You don't need 'years of hardwork' to reach it and to prove them is right (only some insanity when you need to target very weird os/archs and deal with faulty hardware).

What is truly hard and will eat your time is sql. SQL is hard. Is *bad*. Is *very hard* to optimize, and is so anemic that your time is expended more in the query optimizer (that has hard time because sql more than anything else) and because sql is bad, I tell you, it leads to insane stuff like having a single query with 1000 joins, and people have not means to good, optimal designs (and what you have like CTE and all that is poor bandaids) so now you get a bad input and have fun.

But if the RDBMS stay in the relational part and you could make a better lang to interface it then is far more easy.

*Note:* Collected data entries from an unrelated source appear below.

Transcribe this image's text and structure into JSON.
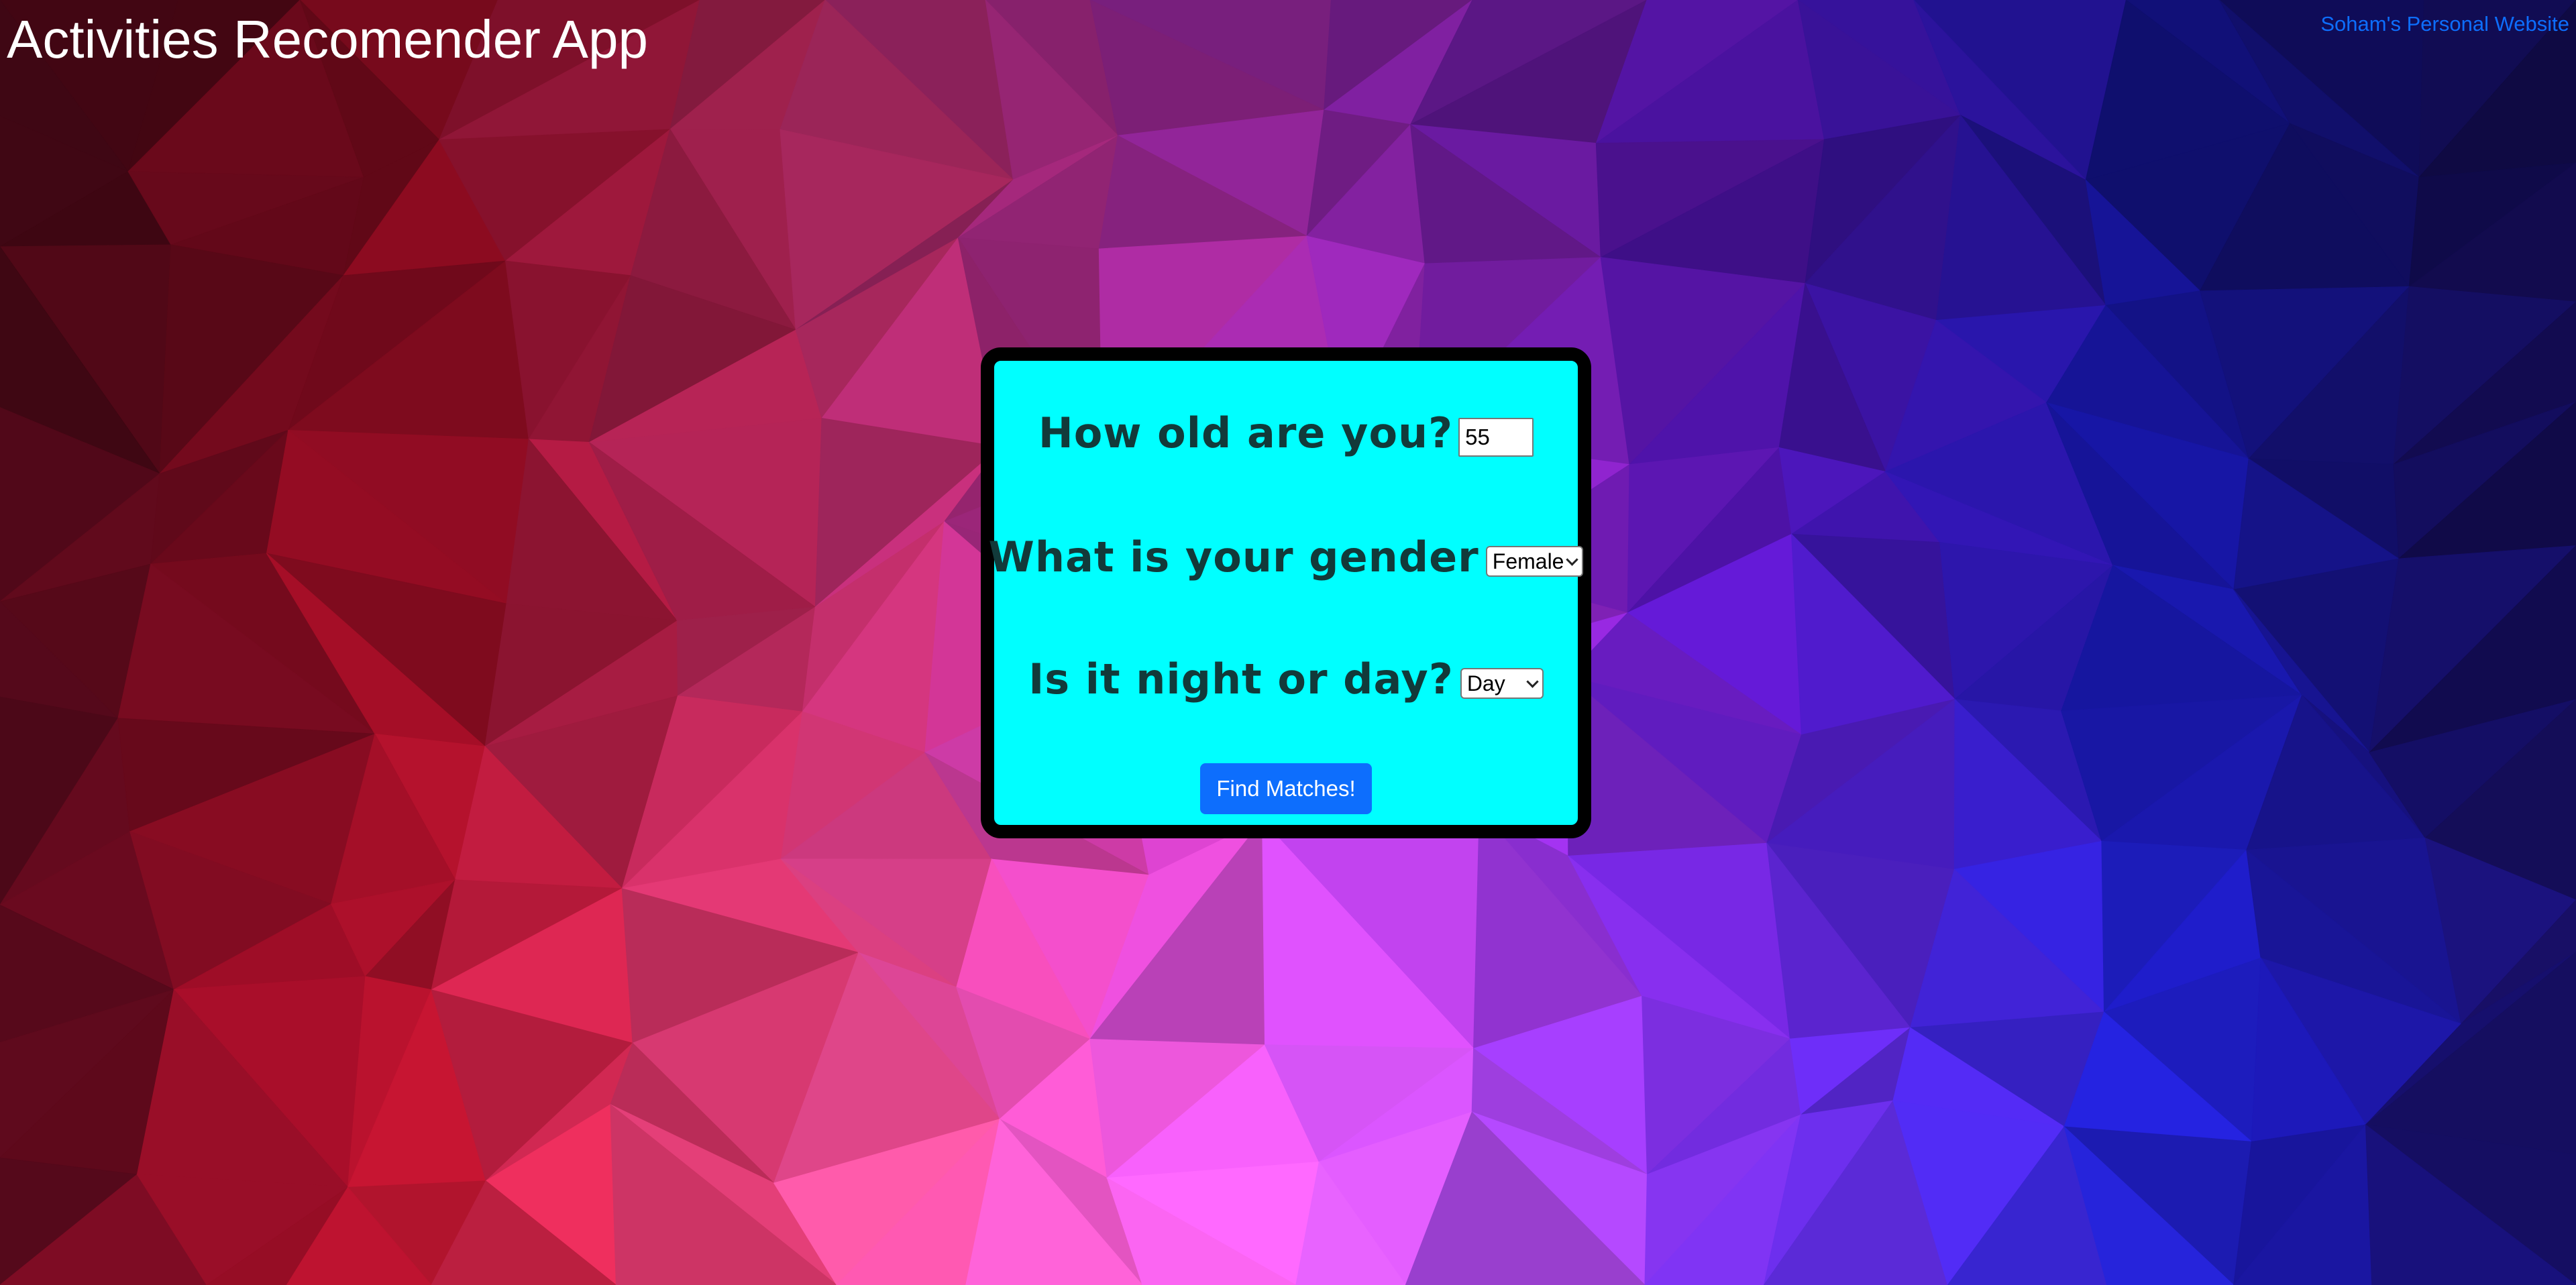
{
  "header": {
    "title": "Activities Recomender App",
    "link_label": "Soham's Personal Website"
  },
  "form": {
    "age_question": "How old are you?",
    "age_value": "55",
    "gender_question": "What is your gender",
    "gender_selected": "Female",
    "time_question": "Is it night or day?",
    "time_selected": "Day",
    "submit_label": "Find Matches!"
  },
  "colors": {
    "card_background": "#00ffff",
    "card_border": "#000000",
    "button": "#0d6efd",
    "link": "#0d6efd",
    "question_text": "#123a3a",
    "background_gradient": [
      "#5a0a1e",
      "#c8102e",
      "#ff3c8c",
      "#e83cff",
      "#7a1cff",
      "#1e1ee0",
      "#1a0f66"
    ]
  }
}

Still query optimizer is big part of your time, but if you have control of the input language you can do your life easy.

replies(1): >>43115969 #

20. sejje ◴[20 Feb 25 15:33 UTC] No.43115907{4}[source]▶

>>43113755 #

I don't think it implies any of that.

I think it means you might use it in similar situations. Like when you want an in-memory database.

replies(1): >>43117934 #

21. whstl ◴[20 Feb 25 15:37 UTC] No.43115969{3}[source]▶

>>43115007 #

This is interesting.

I completely get why SQL is important and as an user I love it as a language, but as an application writer I have a very complicated relationship with it. It requires either inline SQL (which carries its own security risks and causes a bit of redundancy), or we gotta use complex abstractions on top of it, like ORMs. Tests also require spinning up a database or require some extra machinery.

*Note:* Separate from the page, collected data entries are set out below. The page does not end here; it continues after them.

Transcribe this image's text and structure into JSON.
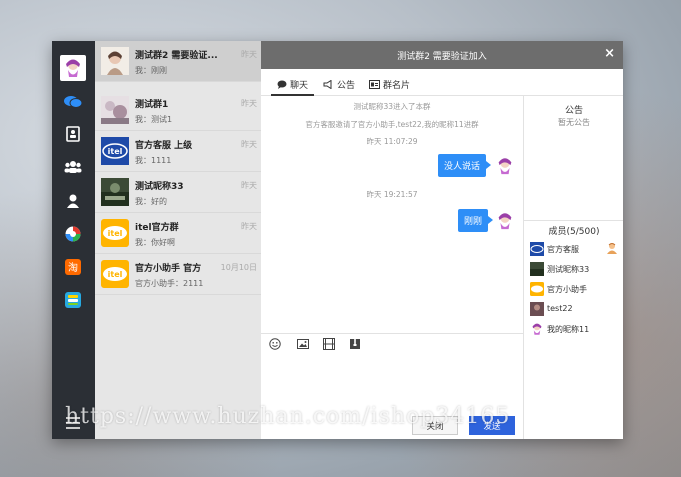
{
  "window": {
    "title": "测试群2 需要验证加入",
    "close_glyph": "×"
  },
  "tabs": [
    {
      "label": "聊天",
      "active": true
    },
    {
      "label": "公告",
      "active": false
    },
    {
      "label": "群名片",
      "active": false
    }
  ],
  "conversations": [
    {
      "name": "测试群2 需要验证...",
      "time": "昨天",
      "snippet": "我：刚刚",
      "active": true
    },
    {
      "name": "测试群1",
      "time": "昨天",
      "snippet": "我：测试1",
      "active": false
    },
    {
      "name": "官方客服 上级",
      "time": "昨天",
      "snippet": "我：1111",
      "active": false
    },
    {
      "name": "测试昵称33",
      "time": "昨天",
      "snippet": "我：好的",
      "active": false
    },
    {
      "name": "itel官方群",
      "time": "昨天",
      "snippet": "我：你好啊",
      "active": false
    },
    {
      "name": "官方小助手 官方",
      "time": "10月10日",
      "snippet": "官方小助手：2111",
      "active": false
    }
  ],
  "messages": {
    "sys1": "测试昵称33进入了本群",
    "sys2": "官方客服邀请了官方小助手,test22,我的昵称11进群",
    "time1": "昨天 11:07:29",
    "bubble1": "没人说话",
    "time2": "昨天 19:21:57",
    "bubble2": "刚刚"
  },
  "sidebar": {
    "notice_title": "公告",
    "notice_text": "暂无公告",
    "members_title": "成员(5/500)",
    "members": [
      {
        "name": "官方客服",
        "owner": true
      },
      {
        "name": "测试昵称33",
        "owner": false
      },
      {
        "name": "官方小助手",
        "owner": false
      },
      {
        "name": "test22",
        "owner": false
      },
      {
        "name": "我的昵称11",
        "owner": false
      }
    ]
  },
  "buttons": {
    "close_label": "关闭",
    "send_label": "发送"
  },
  "watermark": "https://www.huzhan.com/ishop34165",
  "colors": {
    "accent": "#2e8ef7",
    "send": "#2e63dc",
    "rail": "#2b2f35",
    "titlebar": "#6d6d6d"
  }
}
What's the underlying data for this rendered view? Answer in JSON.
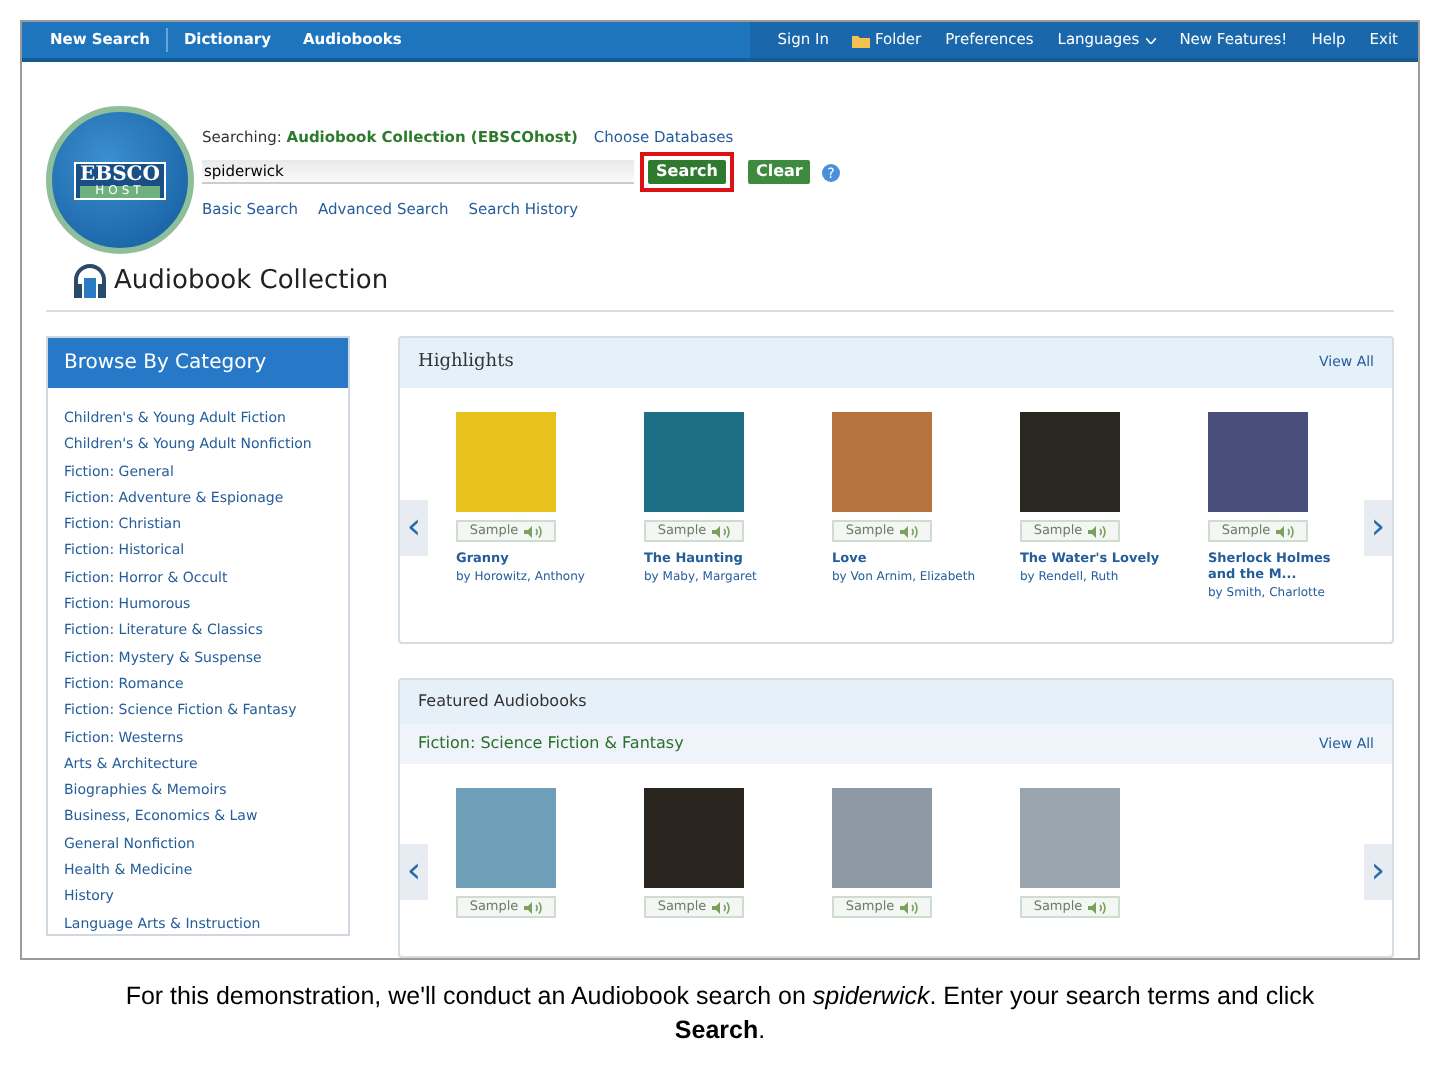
{
  "nav": {
    "left": [
      "New Search",
      "Dictionary",
      "Audiobooks"
    ],
    "right": [
      {
        "label": "Sign In",
        "kind": "link"
      },
      {
        "label": "Folder",
        "kind": "folder"
      },
      {
        "label": "Preferences",
        "kind": "link"
      },
      {
        "label": "Languages",
        "kind": "dropdown"
      },
      {
        "label": "New Features!",
        "kind": "link"
      },
      {
        "label": "Help",
        "kind": "link"
      },
      {
        "label": "Exit",
        "kind": "link"
      }
    ]
  },
  "logo": {
    "top": "EBSCO",
    "bottom": "HOST"
  },
  "search": {
    "searching_label": "Searching:",
    "database": "Audiobook Collection (EBSCOhost)",
    "choose_link": "Choose Databases",
    "value": "spiderwick",
    "buttons": [
      {
        "label": "Search",
        "kind": "primary",
        "highlighted": true
      },
      {
        "label": "Clear",
        "kind": "secondary",
        "highlighted": false
      }
    ],
    "links": [
      "Basic Search",
      "Advanced Search",
      "Search History"
    ],
    "help": "?"
  },
  "collection_title": "Audiobook Collection",
  "browse": {
    "title": "Browse By Category",
    "categories": [
      "Children's & Young Adult Fiction",
      "Children's & Young Adult Nonfiction",
      "Fiction: General",
      "Fiction: Adventure & Espionage",
      "Fiction: Christian",
      "Fiction: Historical",
      "Fiction: Horror & Occult",
      "Fiction: Humorous",
      "Fiction: Literature & Classics",
      "Fiction: Mystery & Suspense",
      "Fiction: Romance",
      "Fiction: Science Fiction & Fantasy",
      "Fiction: Westerns",
      "Arts & Architecture",
      "Biographies & Memoirs",
      "Business, Economics & Law",
      "General Nonfiction",
      "Health & Medicine",
      "History",
      "Language Arts & Instruction"
    ]
  },
  "highlights": {
    "title": "Highlights",
    "view_all": "View All",
    "prev": "‹",
    "next": "›",
    "books": [
      {
        "sample": "Sample",
        "title": "Granny",
        "by": "by",
        "author": "Horowitz, Anthony"
      },
      {
        "sample": "Sample",
        "title": "The Haunting",
        "by": "by",
        "author": "Maby, Margaret"
      },
      {
        "sample": "Sample",
        "title": "Love",
        "by": "by",
        "author": "Von Arnim, Elizabeth"
      },
      {
        "sample": "Sample",
        "title": "The Water's Lovely",
        "by": "by",
        "author": "Rendell, Ruth"
      },
      {
        "sample": "Sample",
        "title": "Sherlock Holmes and the M...",
        "by": "by",
        "author": "Smith, Charlotte"
      }
    ]
  },
  "featured": {
    "title": "Featured Audiobooks",
    "subtitle": "Fiction: Science Fiction & Fantasy",
    "view_all": "View All",
    "prev": "‹",
    "next": "›",
    "books": [
      {
        "sample": "Sample"
      },
      {
        "sample": "Sample"
      },
      {
        "sample": "Sample"
      },
      {
        "sample": "Sample"
      }
    ]
  },
  "caption": "For this demonstration, we'll conduct an Audiobook search on *spiderwick*. Enter your search terms and click **Search**."
}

It feels like we're making our lives more complicated by "requiring" a database to have SQL.

I would be totally ok with adopting a non-SQL relational database with a more structured API in greenfield projects. (Btw I will be definitely checking out your company).

22. usrbinbash ◴[20 Feb 25 17:56 UTC] No.43117934{5}[source]▶

>>43115907 #

No I might not. In these similar situations, I will use sqlite, unless someone can point out one of the items listed above as a reason to use something else.

replies(1): >>43120386 #

23. NoahKAndrews ◴[20 Feb 25 21:23 UTC] No.43120386{6}[source]▶

>>43117934 #

Just because you don't like it doesn't make it not an alternative. Even if it's objectively worse, it's still an alternative.

replies(1): >>43125614 #

24. usrbinbash ◴[21 Feb 25 09:18 UTC] No.43125614{7}[source]▶

>>43120386 #

> Just because you don't like it

Read my post again. Sympathy or lack thereof don't factor into this equation. This is about battle-testedness and features. I don't make technical decisions based on emotions.

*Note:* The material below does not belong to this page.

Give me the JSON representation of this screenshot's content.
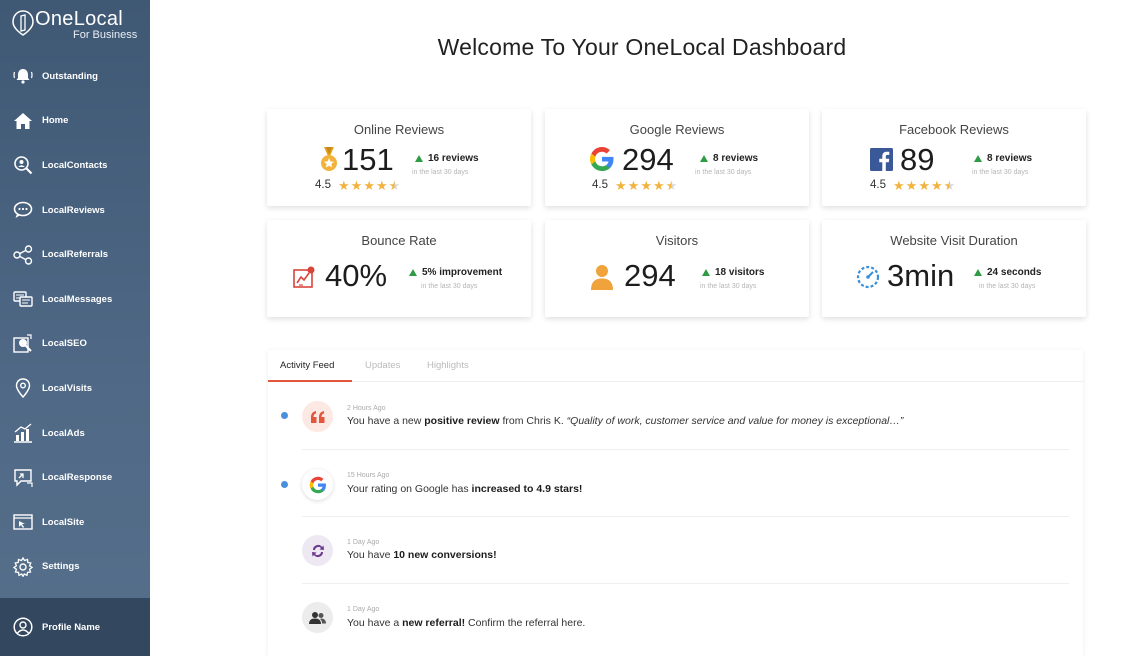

25. mattturck ◴[21 Feb 25 18:55 UTC] No.43131421{4}[source]▶

>>43111801 #

Benchmarking is here: https://surrealdb.com/blog/beginning-our-benchmarking-journe...

replies(1): >>43148376 #

26. anarki8 ◴[22 Feb 25 13:39 UTC] No.43138877[source]▶

>>43111337 #

redb is what are you looking for

https://github.com/cberner/redb

27. Tanjreeve ◴[23 Feb 25 10:46 UTC] No.43148376{5}[source]▶

>>43131421 #

That's great they got some out two weeks ago. This has been a couple of years getting here.